When paired with strong governance and oversight, quality call centre monitoring becomes more proactive and less reactive.
Where AI still needs human support
Despite its power, AI has real limitations. It doesn’t truly “understand” context in the way humans do, so it still needs human judgement and intervention. Here’s where people are essential:
Understanding nuance
AI struggles with empathy and sarcasm, and some less advanced models in the market can’t comprehend culturally-specific language. A joke might be flagged as inappropriate or missed entirely. Human reviewers bring emotional intelligence that models cannot replicate.
Managing false positives
A system might flag a compliance issue incorrectly, causing unnecessary escalation or confusion. Manual review helps determine whether a flag was valid and what corrective action (if any) is needed.
Coaching and development
AI can show where performance lags, but it can’t explain why. That’s where supervisors step in, interpreting results, identifying root causes and having real conversations that lead to improvement.
Maintaining quality and fairness
Even the best AI systems need calibration. Teams must regularly test accuracy, review flagged calls and ensure scoring algorithms align with actual business goals. Without oversight, call centre call quality monitoring can drift away from what’s most important.
Ultimately, quality call monitoring is about understanding human interactions. AI helps scale and speed up that understanding, but it can’t replace the human element entirely. At Liquid Voice, we believe in humans using AI – not AI replacing humans.
Blending AI with your QA team
The future of QA isn’t AI versus people, it’s people and AI, working together. Here’s how to build a hybrid model that works:
Use AI as a first pass
Let AI flag high-risk calls, surface common coaching themes or score calls against specific checklists. This lets your QA team focus on deeper reviews and strategic support, rather than routine tasks.
Focus analysts on coaching
With more time freed up, team leads and analysts can invest in higher-quality coaching, one-to-ones, and skill development. That’s where real behaviour change happens.
Integrate your tools
Modern QA platforms combine transcription, analytics and coaching into one system. Choose tools that enable end-to-end quality call centre monitoring, so your insights, feedback and compliance checks live in one place.
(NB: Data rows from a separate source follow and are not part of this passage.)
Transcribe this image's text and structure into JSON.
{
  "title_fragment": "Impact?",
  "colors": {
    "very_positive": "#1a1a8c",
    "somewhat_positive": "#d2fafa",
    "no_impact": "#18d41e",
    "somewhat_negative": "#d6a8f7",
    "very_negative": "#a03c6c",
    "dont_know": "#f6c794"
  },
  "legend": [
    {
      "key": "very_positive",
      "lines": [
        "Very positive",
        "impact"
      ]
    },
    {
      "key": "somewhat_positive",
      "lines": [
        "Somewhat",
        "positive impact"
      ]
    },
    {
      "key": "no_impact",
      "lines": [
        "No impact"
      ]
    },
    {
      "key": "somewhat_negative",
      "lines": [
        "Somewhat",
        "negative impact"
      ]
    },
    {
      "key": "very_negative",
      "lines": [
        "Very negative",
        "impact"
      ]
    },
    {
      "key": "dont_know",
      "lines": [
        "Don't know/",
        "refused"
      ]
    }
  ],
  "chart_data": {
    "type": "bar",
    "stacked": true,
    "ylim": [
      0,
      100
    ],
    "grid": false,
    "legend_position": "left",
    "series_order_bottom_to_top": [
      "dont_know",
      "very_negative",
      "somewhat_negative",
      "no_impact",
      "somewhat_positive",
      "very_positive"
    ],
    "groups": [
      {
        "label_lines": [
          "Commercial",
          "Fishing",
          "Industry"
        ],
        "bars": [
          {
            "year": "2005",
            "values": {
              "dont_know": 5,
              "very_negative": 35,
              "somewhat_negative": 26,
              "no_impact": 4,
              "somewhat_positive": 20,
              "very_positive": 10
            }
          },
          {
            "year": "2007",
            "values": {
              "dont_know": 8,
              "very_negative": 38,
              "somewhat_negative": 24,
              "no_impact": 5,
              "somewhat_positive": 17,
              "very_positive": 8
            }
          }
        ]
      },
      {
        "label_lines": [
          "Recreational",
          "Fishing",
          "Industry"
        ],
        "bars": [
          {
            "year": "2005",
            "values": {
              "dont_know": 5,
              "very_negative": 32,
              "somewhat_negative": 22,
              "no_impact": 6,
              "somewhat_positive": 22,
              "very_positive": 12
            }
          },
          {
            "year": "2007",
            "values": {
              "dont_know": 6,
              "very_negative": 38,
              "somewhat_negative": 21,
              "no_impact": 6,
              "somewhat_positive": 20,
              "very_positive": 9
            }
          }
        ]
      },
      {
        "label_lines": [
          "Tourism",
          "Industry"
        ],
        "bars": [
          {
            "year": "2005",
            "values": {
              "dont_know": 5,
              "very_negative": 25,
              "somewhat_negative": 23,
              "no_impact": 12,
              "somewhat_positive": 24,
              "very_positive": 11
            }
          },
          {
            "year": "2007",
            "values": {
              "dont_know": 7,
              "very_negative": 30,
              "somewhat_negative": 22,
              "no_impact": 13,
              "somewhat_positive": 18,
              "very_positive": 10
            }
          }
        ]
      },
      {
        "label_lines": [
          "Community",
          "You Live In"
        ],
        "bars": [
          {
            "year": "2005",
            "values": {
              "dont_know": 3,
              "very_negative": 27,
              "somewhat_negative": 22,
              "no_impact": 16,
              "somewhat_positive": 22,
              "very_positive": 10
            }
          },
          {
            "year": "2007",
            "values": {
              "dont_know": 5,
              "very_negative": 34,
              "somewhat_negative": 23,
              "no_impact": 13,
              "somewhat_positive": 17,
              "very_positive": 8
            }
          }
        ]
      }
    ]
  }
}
Use AI to improve your QA forms
AI doesn’t just support evaluations, it can also help improve the tools you use to measure them. By analysing large volumes of interactions, AI can highlight which agent behaviours most influence outcomes like CSAT, compliance or first call resolution. These insights can guide the creation or refinement of your quality monitoring forms, ensuring that scorecards reflect what actually drives performance. This data-driven approach results in more relevant, focused criteria—reducing guesswork and improving the effectiveness of your QA programme.
Conclusion
AI has transformed the speed, scope and precision of call quality monitoring. By automating menial analysis admin and surfacing actionable insights, AI call quality monitoring empowers contact centres to evaluate more calls, respond faster and coach more effectively.
But AI is a force multiplier. Its real value comes when paired with human judgement, empathy and insight. For QA leaders, the goal should be to find the right balance: using AI where it adds efficiency, while preserving the people-centric elements that drive true service improvement.
Review your call quality monitoring goals and processes to see where automation can offer support, without sacrificing quality, fairness or team engagement.